Monday, June 20, 2022

My Mental Palate Cleansers - Stephen Mack Jones


        I love—absolutely love!—writing my “August Snow” thrillers. The writing itself is invigorating, frustrating, and always surprising. It’s an entertainment for me. A way of enlivening my rather modest life and informing me as to how I see and react to the world around me. And I think that’s also why I’ve always loved reading mysteries and thrillers; behind the bullets and explosions, beyond the poisoned body-counts and occasional sexual intrigue, there’s usually a story of human beings struggling to live a complete and honorable—or at least safely solitary--life in the face of seemingly insurmountable challenges. In so many words, these stories usually amount to ordinary men and woman facing off with extraordinary circumstances that will impact how they choose to live beyond the challenges and at what costs. Sometimes the heroes win and sometimes they lose—and the reader is left with a sense of where their own moral, ethical balance is, for better or worse, by the last paragraph.

        So, yes, I love mysteries and thrillers. Perhaps not all of them can be classified as “morality plays”, but the think a good deal of them can be. No different than books of any other genre.

        Recently, I delivered the manuscript for my fourth “August Snow” thriller to my publisher. Its tentatively titled DEUS X—but we’ll see what the fine folks in the marketing department say. (I tend to make the marketing folks nervous with my titles, like the time I titled a crime novel based on undocumented immigration and the fast-and-legally-loose OK Corral tactics of Immigration and Customs Enforcement: Bad Hombres. According to my esteemed editor, I should have been able to have heard the conference room “discussion” some 500-miles away without benefit of a phone.)

        Between the writing of my books, do I read a lot of crime fiction?


        And no.

        I mostly like to take a break from reading crime fiction between the completion of my own books. Of course, brilliant writers like Josh Stallings and Cheryl A. Head and S.A. Cosby and C. Matthew Smith and Abby Vandiver and Amina Ahktar and Tracy Clark and Chris Offhutt, etc., make this difficult considering their astounding output of highly entertaining crime fiction. But honestly, I do prefer a “palate cleanser” between the completion of my twisted criminal tales.

        Mostly, I revert back to poetry.

        Yeah, poetry.

        Folks like Pablo Neruda and Dylan Thomas and Nikki Giovanni, Sean Haney and Langston Hughes. I go back to poetry to rekindle my love for and curiosity about words. The color and economy of words. The shape and gravity of words. The simplicity and inner secrets of words. What poets achieve, in my modest estimation, is a miracle of emotional/intellectual storytelling in a minimum of space/time. You can hold a poem in the palm of your hand and see the universe.

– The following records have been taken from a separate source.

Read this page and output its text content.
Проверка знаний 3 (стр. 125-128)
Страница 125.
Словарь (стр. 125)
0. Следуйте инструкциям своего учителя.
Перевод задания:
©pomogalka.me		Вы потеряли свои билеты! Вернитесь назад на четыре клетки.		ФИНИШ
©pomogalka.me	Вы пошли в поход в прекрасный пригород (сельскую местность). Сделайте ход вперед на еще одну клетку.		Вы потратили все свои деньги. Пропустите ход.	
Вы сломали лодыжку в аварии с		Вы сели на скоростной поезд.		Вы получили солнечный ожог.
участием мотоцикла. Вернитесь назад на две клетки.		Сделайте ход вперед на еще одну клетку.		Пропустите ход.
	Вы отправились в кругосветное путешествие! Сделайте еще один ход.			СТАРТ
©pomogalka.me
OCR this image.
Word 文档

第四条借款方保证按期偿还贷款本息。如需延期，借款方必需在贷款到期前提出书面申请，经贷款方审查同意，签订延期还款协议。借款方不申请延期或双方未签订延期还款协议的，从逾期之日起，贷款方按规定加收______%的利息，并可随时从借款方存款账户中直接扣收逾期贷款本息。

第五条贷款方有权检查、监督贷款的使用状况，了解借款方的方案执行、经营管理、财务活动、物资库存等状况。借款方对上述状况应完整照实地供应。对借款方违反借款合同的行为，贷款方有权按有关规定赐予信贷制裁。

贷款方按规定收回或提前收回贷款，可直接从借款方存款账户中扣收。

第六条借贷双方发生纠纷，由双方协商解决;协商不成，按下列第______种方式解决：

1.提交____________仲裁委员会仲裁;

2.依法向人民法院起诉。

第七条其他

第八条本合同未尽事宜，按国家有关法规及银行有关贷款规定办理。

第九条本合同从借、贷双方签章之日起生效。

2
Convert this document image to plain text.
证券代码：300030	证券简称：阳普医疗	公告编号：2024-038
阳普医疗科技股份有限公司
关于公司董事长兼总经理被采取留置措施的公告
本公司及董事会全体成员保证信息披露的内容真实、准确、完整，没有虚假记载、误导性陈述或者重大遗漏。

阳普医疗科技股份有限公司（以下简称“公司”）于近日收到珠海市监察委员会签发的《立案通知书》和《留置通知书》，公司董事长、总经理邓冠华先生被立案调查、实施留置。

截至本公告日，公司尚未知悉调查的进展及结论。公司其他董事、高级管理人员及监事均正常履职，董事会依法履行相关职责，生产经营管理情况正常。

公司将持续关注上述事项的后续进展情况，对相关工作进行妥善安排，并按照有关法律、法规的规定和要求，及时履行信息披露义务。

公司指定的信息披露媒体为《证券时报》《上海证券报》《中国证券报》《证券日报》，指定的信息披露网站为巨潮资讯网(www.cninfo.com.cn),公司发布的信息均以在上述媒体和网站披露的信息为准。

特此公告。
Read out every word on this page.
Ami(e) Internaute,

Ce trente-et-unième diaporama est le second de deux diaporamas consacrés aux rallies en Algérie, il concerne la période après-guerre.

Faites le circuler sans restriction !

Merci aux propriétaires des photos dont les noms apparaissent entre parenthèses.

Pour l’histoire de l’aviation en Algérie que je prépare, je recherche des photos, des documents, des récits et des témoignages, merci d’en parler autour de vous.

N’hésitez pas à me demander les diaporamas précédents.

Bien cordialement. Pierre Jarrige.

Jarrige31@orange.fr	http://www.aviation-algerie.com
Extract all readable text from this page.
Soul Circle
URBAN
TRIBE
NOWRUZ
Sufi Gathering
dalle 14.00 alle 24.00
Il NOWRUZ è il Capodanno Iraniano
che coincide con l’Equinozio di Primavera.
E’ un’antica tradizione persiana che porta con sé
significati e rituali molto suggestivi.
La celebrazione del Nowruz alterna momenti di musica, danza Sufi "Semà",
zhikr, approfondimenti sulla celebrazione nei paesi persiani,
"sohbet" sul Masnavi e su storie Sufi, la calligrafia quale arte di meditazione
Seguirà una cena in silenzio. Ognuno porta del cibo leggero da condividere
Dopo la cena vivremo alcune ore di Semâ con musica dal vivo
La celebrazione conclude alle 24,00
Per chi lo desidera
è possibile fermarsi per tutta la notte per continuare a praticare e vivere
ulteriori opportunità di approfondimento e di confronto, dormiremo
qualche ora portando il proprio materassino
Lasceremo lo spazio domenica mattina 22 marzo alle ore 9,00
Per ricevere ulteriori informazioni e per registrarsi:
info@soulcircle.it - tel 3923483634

        As of late, I’ve also been on a binge of recollecting and rereading a book series from my youth: the Mike Mars YA series by Donald A. Wollhiem, a sci-fi novelist contemporary of Ray Bradbury and Isaac Asimov. These were simple novels complete with the occasional illustration. They were U.S. Air Force-approved adventures revolving around the early days of the X-15 super-jet, the Mercury space capsule and the Dyna-Soar, a precursory to the Space Shuttle. Stories that ignited my youthful imagination and took my breath away.

        A month’s worth of home-chore allowance was enough for me to afford each new Mike Mars’ hardbound adventures.

        These days I have to check our savings account and 401(k) to make sure I can afford a “fine” or “near fine” collector’s edition.

        So, until the next August Snow thriller, DEUS X, appears on a bookshelf near you, I’ll be contemplating the poetry of Rainier Maria Rilke or Octavio Paz . . .

        . . . that is, until I get the urge to open my laptop and murder the living hell out of somebody.



Susan C Shea said...

I love reading poetry too, although I feel like a sludge writer after reading a Langston Hughes poem, or a couple set in the woods by Mary Oliver. And I am awestruck every time I re-read Rita Dove's "Motherhood," which is as fine and shocking as an entire short story could be. Good to be hearing your voice here!

Josh Stallings said...

Great post!
Thank you for placing me alongside such brilliant authors. And as you know, your amazing books have stolen nights I should be working.

Poetry! Yes,I was raised on Dylan Thomas, hell my son is named after the guy. Growing up I read poetry and plays more than fiction. As a slow reading dyslexic I loved how Much information was was packed into so few words.

Yesterday Erika sang in a choir as part of a Summer Celebration, one of the readings was a short piece by Amanda Gorman. I was moved to tears. What power words have. Thank you for reminding me to go back to the source.

Catriona McPherson said...

Some of these poets are new to me, Steve - so I'll be checking them out. My favourites beyond the standards are Kathleen Jamie and Vicki Feaver. Feaver has a poem about ironing as a metaphor for remaking a life that makes my heart soar.